In contrast to the results presented here, early observations showed a disappearance of AML-CFC from standard LTC.15 There are a number of possible explanations for this apparent discrepancy. Firstly, the detection of LTC-IC depends on both the sensitivity of the assay conditions and, in cultures containing a mixture of normal and malignant cells, their relative frequency. Thus, under conditions where AML LTC-IC are relatively rare in the input population, as compared with normal LTC-IC, their recognition may be difficult unless culture conditions are optimal. The use of preestablished feeders in LTC and recombinant cytokines in methylcellulose assay has improved the LTC-IC assay since the original AML LTC were performed allowing malignant LTC-IC to be observed even in the presence of residual normal hematopoiesis. However, if the detection of normal LTC-IC is substantially favored, as it appears to be in some cases when mixed feeders are used, AML LTC-IC can still be difficult to detect. The detection of AML LTC-IC is also made more difficult by their low output of CFC progeny as compared with normal LTC-IC under current assay conditions. A final possibility that would explain the reduced production of AML-CFC in previous LTC experiments, which is not addressed by the current experiments but is suggested by the results of studies in CML,14 is that the standard LTC conditions previously tested may favor the self-maintenance of normal LTC-IC whereas at least some of the conditions tested in the current experiments may provide more equivalent support for primitive normal and malignant progenitors.

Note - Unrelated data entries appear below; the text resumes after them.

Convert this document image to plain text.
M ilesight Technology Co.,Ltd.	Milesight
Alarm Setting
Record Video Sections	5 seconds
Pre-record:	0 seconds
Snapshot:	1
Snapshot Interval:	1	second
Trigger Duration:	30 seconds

In conclusion, these experiments have shown the existence of a rare progenitor among the leukemic cells of patients with AML, which will initiate long-term hematopoiesis in cocultures containing fibroblast feeder layers that support normal LTC-IC. These conditions allow such AML LTC-IC to be quantitated and characterized. Manipulation of the cytokine conditions present in LTC was shown to affect AML LTC-IC or their immediate progeny differently from coexisting normal LTC-IC. Further exploitation of this system should allow other factors important to the regulation of primitive AML progenitors to be elucidated.